Based on this multivariate regression model, a manual transmission car has a fuel efficiency of 2.94 MPG higher than that of automatic transmission cars. The adjusted R^2 of the model is 0.834, meaning that 83% of the variance in mpg can be explained by the model.

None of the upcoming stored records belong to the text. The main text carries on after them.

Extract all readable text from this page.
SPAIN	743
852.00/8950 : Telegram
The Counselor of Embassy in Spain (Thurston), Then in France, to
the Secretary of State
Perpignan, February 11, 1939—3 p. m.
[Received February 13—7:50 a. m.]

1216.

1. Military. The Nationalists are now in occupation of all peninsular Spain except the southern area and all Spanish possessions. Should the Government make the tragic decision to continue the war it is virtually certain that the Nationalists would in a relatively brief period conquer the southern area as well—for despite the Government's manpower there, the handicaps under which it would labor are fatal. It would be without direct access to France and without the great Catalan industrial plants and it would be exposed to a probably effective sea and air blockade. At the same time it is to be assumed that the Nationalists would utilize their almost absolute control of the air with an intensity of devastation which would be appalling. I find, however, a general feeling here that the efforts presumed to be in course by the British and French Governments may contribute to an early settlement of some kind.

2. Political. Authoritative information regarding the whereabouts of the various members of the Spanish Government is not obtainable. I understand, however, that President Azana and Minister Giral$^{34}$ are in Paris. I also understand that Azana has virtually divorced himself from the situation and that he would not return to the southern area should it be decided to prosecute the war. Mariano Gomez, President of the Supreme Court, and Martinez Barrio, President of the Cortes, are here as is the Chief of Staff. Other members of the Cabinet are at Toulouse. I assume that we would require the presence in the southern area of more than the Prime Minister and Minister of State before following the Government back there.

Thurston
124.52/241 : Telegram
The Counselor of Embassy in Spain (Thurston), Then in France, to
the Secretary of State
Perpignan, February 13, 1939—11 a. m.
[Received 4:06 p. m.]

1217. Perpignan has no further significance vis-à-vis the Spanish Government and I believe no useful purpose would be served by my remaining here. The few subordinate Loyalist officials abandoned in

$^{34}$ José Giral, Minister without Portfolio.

fit_step<-lm(mpg~ am + wt + qsec, data = mtcars)
anova(fit_1, fit_step)
## Analysis of Variance Table
##
## Model 1: mpg ~ am
## Model 2: mpg ~ am + wt + qsec
## Res.Df RSS Df Sum of Sq F Pr(>F)
## 1 30 720.90
## 2 28 169.29 2 551.61 45.618 1.55e-09 ***
## ---
## Signif. codes: 0 '***' 0.001 '**' 0.01 '*' 0.05 '.' 0.1 ' ' 1
The p-value indicates that we should reject the null hypothesis that the means from both models are the same. That is, the weight and acceleration of the car have a significant impact on it’s MPG.
In conclusion, holding the weight and acceleration (qsec) of the car constant, manual transmission cars offer 2.94 MPG better fuel efficiency.
par(mfrow = c(2,2))
plot(fit_2)
From the plot of the residuals, we observe that while there are a few outliers, there is nothing significant that skews the data.